During my heuristically flavoured (and therefore not really meaningful) benchmark I took 1.28 seconds to compute the Levenshtein distance of strings of length 1000 and ~ 30 seconds to compute the Levenshtein distance of strings of length 10000. Theoretically the algorithm itself is of complexity O(mn) where m and n are the sizes of the input strings.
Add this line to your application's Gemfile:
gem 'levenshtein_rb'
And then execute:
$ bundle
Or install it yourself as:
$ gem install levenshtein_rb
LevenshteinRb::LevenshteinDistance.new('Tor', 'Tier').to_i # => 2
The mathematical formalism is well-explained at wikipedia, so let's concentrate on the example here. Let's examine the algorithm on explaining the steps with the example word-word combination x For a human being it is convenient to perform the algorithm by "filling a table". The table of numbers is the "recurrence matrix" in the Ruby code. In the mathematical literature, the recurrence matrix usually is denoted by D.

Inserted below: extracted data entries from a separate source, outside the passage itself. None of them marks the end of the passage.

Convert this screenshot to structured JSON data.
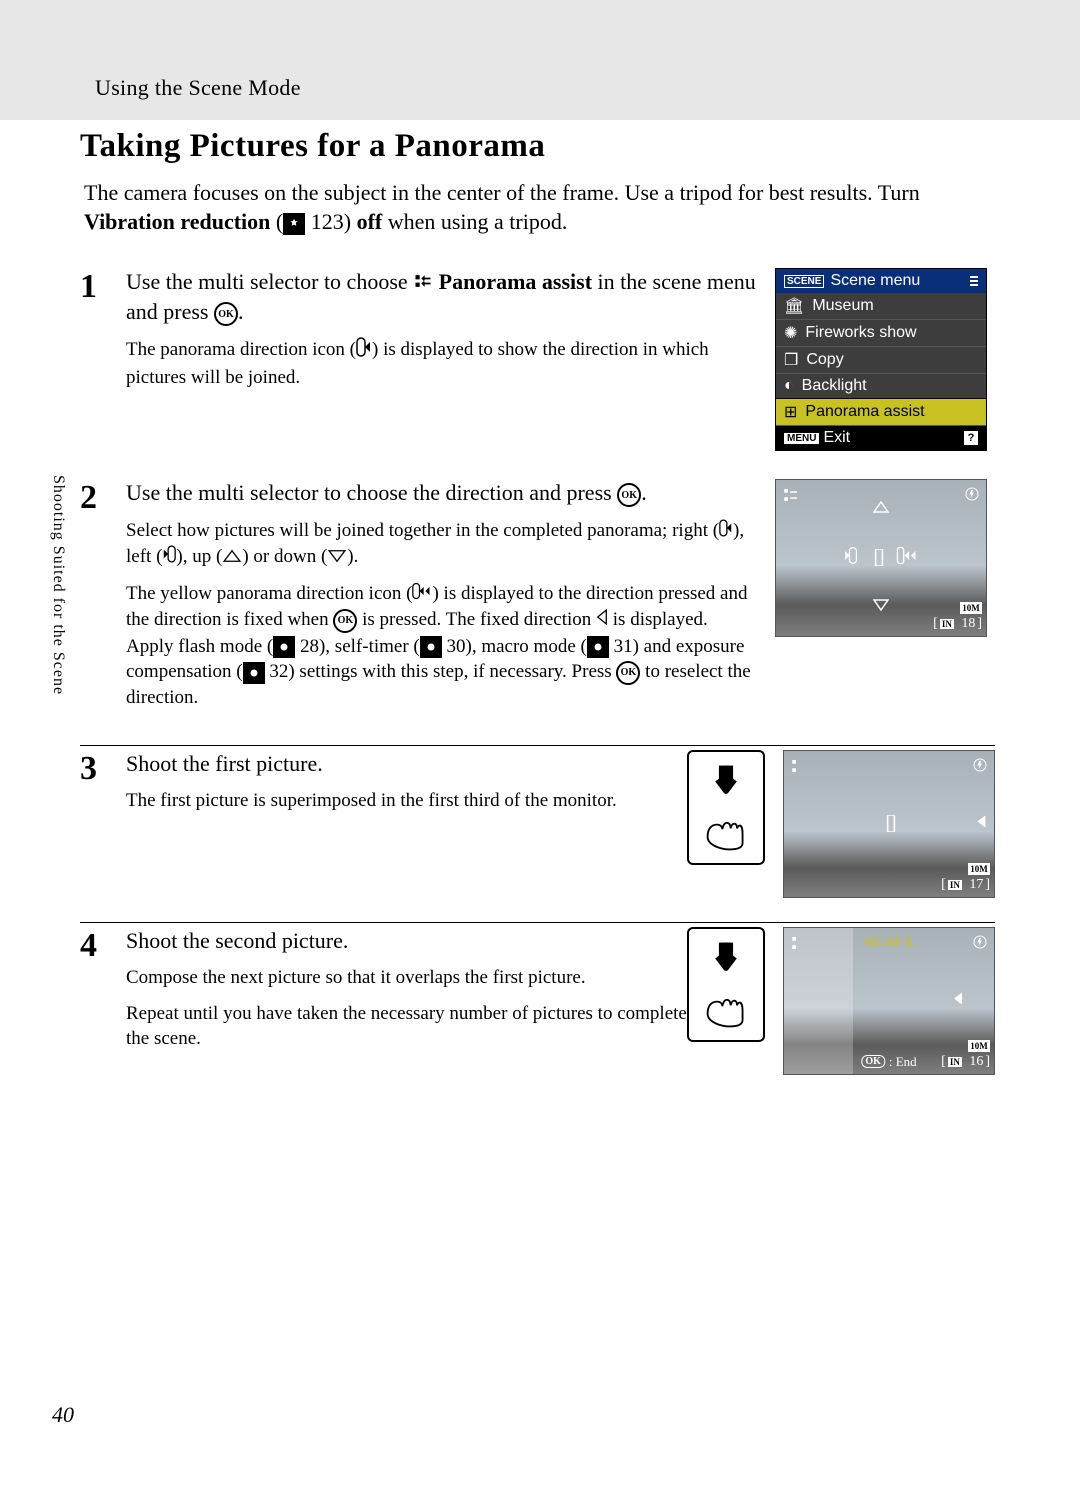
{
  "header": {
    "section": "Using the Scene Mode"
  },
  "title": "Taking Pictures for a Panorama",
  "intro": {
    "line1": "The camera focuses on the subject in the center of the frame. Use a tripod for best results. Turn ",
    "vr": "Vibration reduction",
    "paren_open": " (",
    "vr_ref": " 123) ",
    "off": "off",
    "tail": " when using a tripod."
  },
  "steps": {
    "s1": {
      "num": "1",
      "t1": "Use the multi selector to choose ",
      "t2": "Panorama assist",
      "t3": " in the scene menu and press ",
      "t4": ".",
      "d1": "The panorama direction icon (",
      "d2": ") is displayed to show the direction in which pictures will be joined."
    },
    "s2": {
      "num": "2",
      "t1": "Use the multi selector to choose the direction and press ",
      "t2": ".",
      "d1": "Select how pictures will be joined together in the completed panorama; right (",
      "d2": "), left (",
      "d3": "), up (",
      "d4": ") or down (",
      "d5": ").",
      "e1": "The yellow panorama direction icon (",
      "e2": ") is displayed to the direction pressed and the direction is fixed when ",
      "e3": " is pressed. The fixed direction ",
      "e4": " is displayed. Apply flash mode (",
      "e5": " 28), self-timer (",
      "e6": " 30), macro mode (",
      "e7": " 31) and exposure compensation (",
      "e8": " 32) settings with this step, if necessary. Press ",
      "e9": " to reselect the direction."
    },
    "s3": {
      "num": "3",
      "t": "Shoot the first picture.",
      "d": "The first picture is superimposed in the first third of the monitor."
    },
    "s4": {
      "num": "4",
      "t": "Shoot the second picture.",
      "d1": "Compose the next picture so that it overlaps the first picture.",
      "d2": "Repeat until you have taken the necessary number of pictures to complete the scene."
    }
  },
  "menu": {
    "title": "Scene menu",
    "items": [
      "Museum",
      "Fireworks show",
      "Copy",
      "Backlight",
      "Panorama assist"
    ],
    "exit": "Exit",
    "menu_btn": "MENU",
    "scene_badge": "SCENE"
  },
  "cam": {
    "tenm": "10M",
    "in": "IN",
    "c1": "18",
    "c3": "17",
    "c4": "16",
    "aeaf": "AE/AF-L",
    "ok": "OK",
    "end": ": End"
  },
  "sidebar": "Shooting Suited for the Scene",
  "page_number": "40"
}
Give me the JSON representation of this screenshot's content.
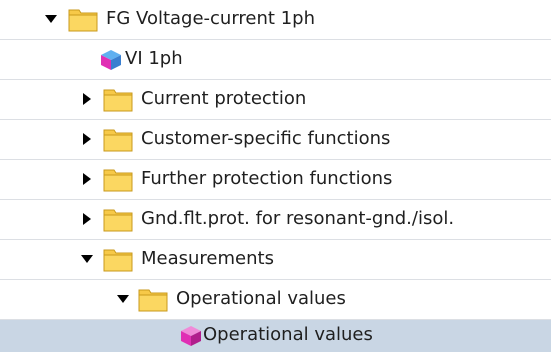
{
  "project_tree": {
    "items": [
      {
        "label": "FG Voltage-current 1ph",
        "icon": "folder-icon",
        "state": "expanded"
      },
      {
        "label": "VI 1ph",
        "icon": "function-block-cube-icon"
      },
      {
        "label": "Current protection",
        "icon": "folder-icon",
        "state": "collapsed"
      },
      {
        "label": "Customer-specific functions",
        "icon": "folder-icon",
        "state": "collapsed"
      },
      {
        "label": "Further protection functions",
        "icon": "folder-icon",
        "state": "collapsed"
      },
      {
        "label": "Gnd.flt.prot. for resonant-gnd./isol.",
        "icon": "folder-icon",
        "state": "collapsed"
      },
      {
        "label": "Measurements",
        "icon": "folder-icon",
        "state": "expanded"
      },
      {
        "label": "Operational values",
        "icon": "folder-icon",
        "state": "expanded"
      },
      {
        "label": "Operational values",
        "icon": "function-cube-icon",
        "selected": true
      }
    ]
  },
  "colors": {
    "folder": "#f7c948",
    "selection": "#c9d6e4",
    "separator": "#dcdfe4",
    "cube_magenta": "#e02fb4",
    "cube_blue": "#3a8fe0"
  }
}
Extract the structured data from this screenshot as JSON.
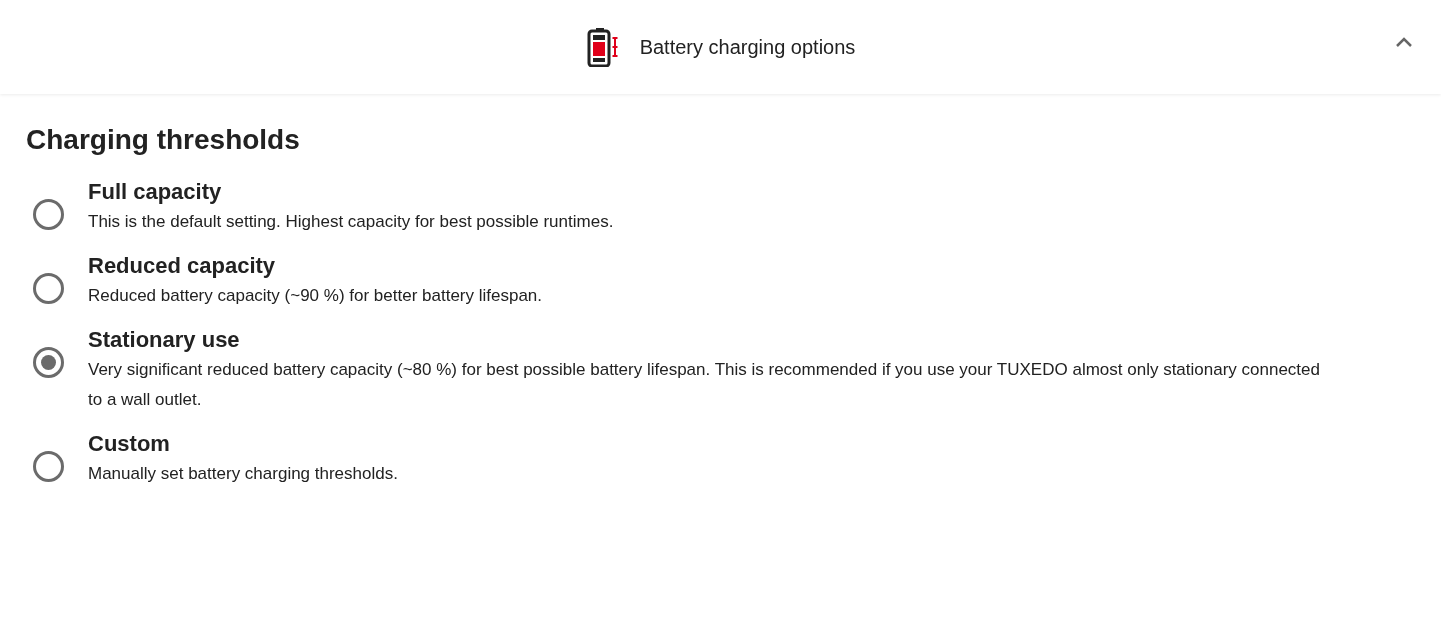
{
  "header": {
    "title": "Battery charging options",
    "expanded": true
  },
  "section": {
    "title": "Charging thresholds"
  },
  "options": [
    {
      "title": "Full capacity",
      "description": "This is the default setting. Highest capacity for best possible runtimes.",
      "selected": false
    },
    {
      "title": "Reduced capacity",
      "description": "Reduced battery capacity (~90 %) for better battery lifespan.",
      "selected": false
    },
    {
      "title": "Stationary use",
      "description": "Very significant reduced battery capacity (~80 %) for best possible battery lifespan. This is recommended if you use your TUXEDO almost only stationary connected to a wall outlet.",
      "selected": true
    },
    {
      "title": "Custom",
      "description": "Manually set battery charging thresholds.",
      "selected": false
    }
  ]
}
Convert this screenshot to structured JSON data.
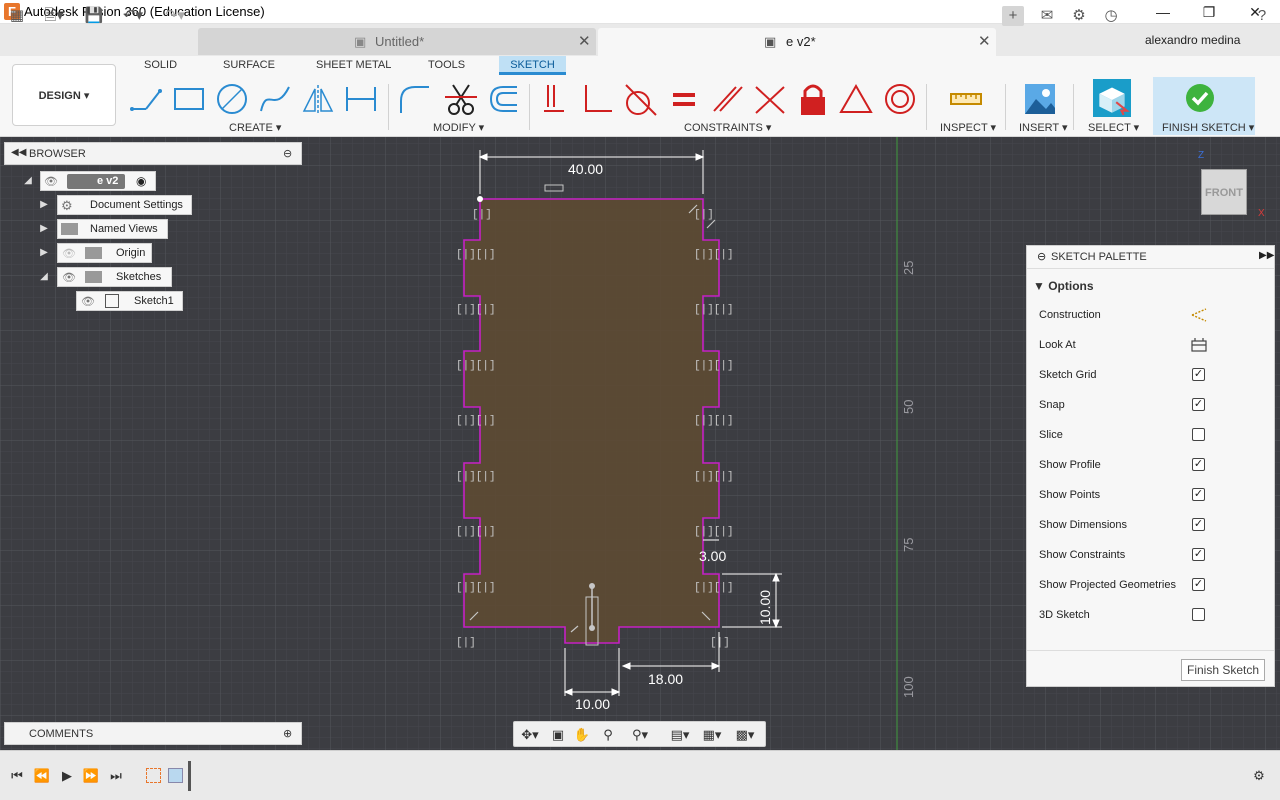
{
  "window": {
    "title": "Autodesk Fusion 360 (Education License)",
    "logo": "F"
  },
  "tabs": [
    {
      "label": "Untitled*"
    },
    {
      "label": "e v2*"
    }
  ],
  "user": {
    "name": "alexandro medina"
  },
  "workspace": {
    "label": "DESIGN"
  },
  "workspace_tabs": [
    "SOLID",
    "SURFACE",
    "SHEET METAL",
    "TOOLS",
    "SKETCH"
  ],
  "tool_groups": {
    "create": "CREATE",
    "modify": "MODIFY",
    "constraints": "CONSTRAINTS",
    "inspect": "INSPECT",
    "insert": "INSERT",
    "select": "SELECT",
    "finish": "FINISH SKETCH"
  },
  "browser": {
    "title": "BROWSER",
    "root": "e v2",
    "nodes": [
      "Document Settings",
      "Named Views",
      "Origin",
      "Sketches"
    ],
    "sketch": "Sketch1"
  },
  "comments": {
    "title": "COMMENTS"
  },
  "palette": {
    "title": "SKETCH PALETTE",
    "section": "Options",
    "options": [
      {
        "label": "Construction",
        "type": "icon",
        "icon": "construction-icon"
      },
      {
        "label": "Look At",
        "type": "icon",
        "icon": "look-at-icon"
      },
      {
        "label": "Sketch Grid",
        "type": "check",
        "checked": true
      },
      {
        "label": "Snap",
        "type": "check",
        "checked": true
      },
      {
        "label": "Slice",
        "type": "check",
        "checked": false
      },
      {
        "label": "Show Profile",
        "type": "check",
        "checked": true
      },
      {
        "label": "Show Points",
        "type": "check",
        "checked": true
      },
      {
        "label": "Show Dimensions",
        "type": "check",
        "checked": true
      },
      {
        "label": "Show Constraints",
        "type": "check",
        "checked": true
      },
      {
        "label": "Show Projected Geometries",
        "type": "check",
        "checked": true
      },
      {
        "label": "3D Sketch",
        "type": "check",
        "checked": false
      }
    ],
    "finish_button": "Finish Sketch"
  },
  "canvas": {
    "dimensions": [
      "40.00",
      "3.00",
      "10.00",
      "18.00",
      "10.00"
    ],
    "ruler": [
      "25",
      "50",
      "75",
      "100"
    ],
    "viewcube": "FRONT"
  },
  "colors": {
    "profile": "#c520c5",
    "accent": "#2a8bd1",
    "fill": "#5d4a33"
  }
}
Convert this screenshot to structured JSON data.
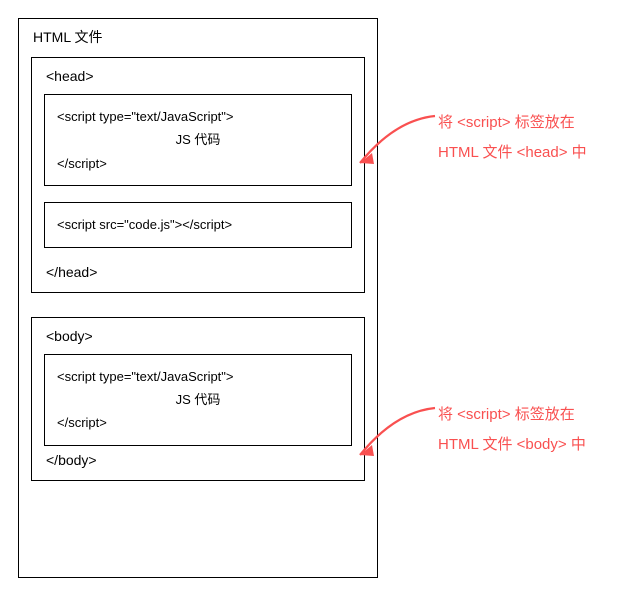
{
  "title": "HTML 文件",
  "head": {
    "open": "<head>",
    "close": "</head>",
    "box1": {
      "line1": "<script type=\"text/JavaScript\">",
      "line2": "JS 代码",
      "line3": "</script>"
    },
    "box2": {
      "line1": "<script src=\"code.js\"></script>"
    }
  },
  "body": {
    "open": "<body>",
    "close": "</body>",
    "box1": {
      "line1": "<script type=\"text/JavaScript\">",
      "line2": "JS 代码",
      "line3": "</script>"
    }
  },
  "annotation1": {
    "line1": "将 <script> 标签放在",
    "line2": "HTML 文件 <head> 中"
  },
  "annotation2": {
    "line1": "将 <script> 标签放在",
    "line2": "HTML 文件 <body> 中"
  }
}
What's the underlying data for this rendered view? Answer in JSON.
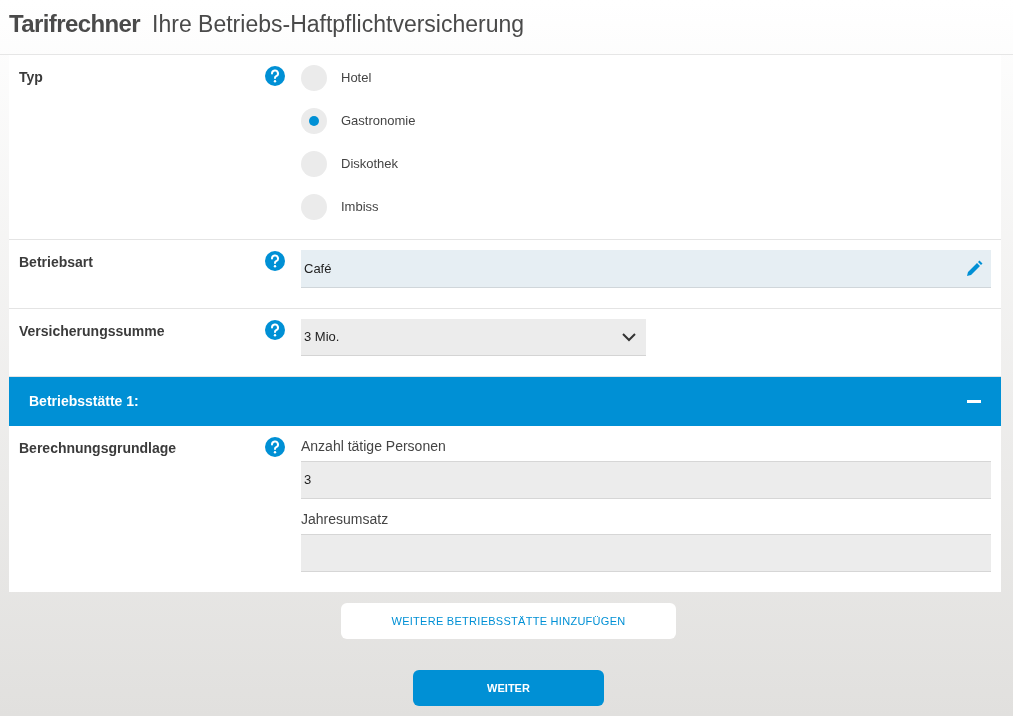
{
  "header": {
    "brand": "Tarifrechner",
    "title": "Ihre Betriebs-Haftpflichtversicherung"
  },
  "rows": [
    {
      "kind": "radio",
      "label": "Typ",
      "options": [
        {
          "label": "Hotel",
          "selected": false
        },
        {
          "label": "Gastronomie",
          "selected": true
        },
        {
          "label": "Diskothek",
          "selected": false
        },
        {
          "label": "Imbiss",
          "selected": false
        }
      ]
    },
    {
      "kind": "text",
      "label": "Betriebsart",
      "value": "Café"
    },
    {
      "kind": "select",
      "label": "Versicherungssumme",
      "value": "3 Mio."
    }
  ],
  "location": {
    "title": "Betriebsstätte 1:",
    "expanded": true,
    "row": {
      "label": "Berechnungsgrundlage",
      "fields": [
        {
          "label": "Anzahl tätige Personen",
          "value": "3"
        },
        {
          "label": "Jahresumsatz"
        }
      ]
    }
  },
  "add_button": "WEITERE BETRIEBSSTÄTTE HINZUFÜGEN",
  "next_button": "WEITER"
}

One starts with the upper left corner that refers to the pair of words (ε,ε). The corresponding matrix entry D[0,0] gets as value a zero, which means: Zero changes are necessary to turn the word ε into ε.
Let's now have a look on the first row:
| ε T o r
-----------
ε | 0 1 2 3
The semantics of the entries D[0,1], D[0,2] and D[0,3] are as follows: It takes one elementary change (namely an addition) to turn the word ε into εT. And it takes 2 additions to turn ε into εTo and 3 additions to turn ε into εTor. The whole first column workds similar.
More interesting are the values (a.k.a "costs") of an entry that corresponds to an inner element of the matrix.
Take, for example the matrix entry D[1,1] with the assumption that the first row and the whole first column already was calculated (which is easy because it's the same procedure for any word-word combination). So concentrate on the submatrix:
| ε T
-------
ε | 0 1
T | 1 ?
↑
This is D[1,1]
D[1,1] corresponds to the question: How many steps does it take to turn εT into εT? And the answer is easy: We've added the same character ("T") to the word ε on both dimensions. So the answer is: Zero.
Now we have obtained D[1,1], lets continue and fill the whole second row:
| ε T o r
-----------
ε | 0 1 2 3
T | 1 0 ? ?
How to get D[1,2] ? The "same character logic" is not the case here. D[1,2] corresponds to an addition of the character "o" (or a deletion if you see it vice versa). 1 o needs to be added so it costs exactly one more starting from? Right, we choose "the best path" so we choose the mininal value that is a neighbor an already has been computed. In our case it is D[1,1]. D[1,2] has exactly +1 costs more and therefore D[1,2] = D[1,1] + 1 = 1.
This is the central trick: One always looks for the "minimum value" that corresponds to a neighbor entry calculated before and adds a cost (in our case we define all costs by +1)
If one follows the strategy successively one obtains:
| ε T o r
-----------
ε | 0 1 2 3
T | 1 0 1 2
i | 2 1 1 2
e | 3 2 2 2
r | 4 3 3 2
↑
This last value is the Levenshtein distance
The entry D[m,n] is called the Levenshtein distance of the two input words.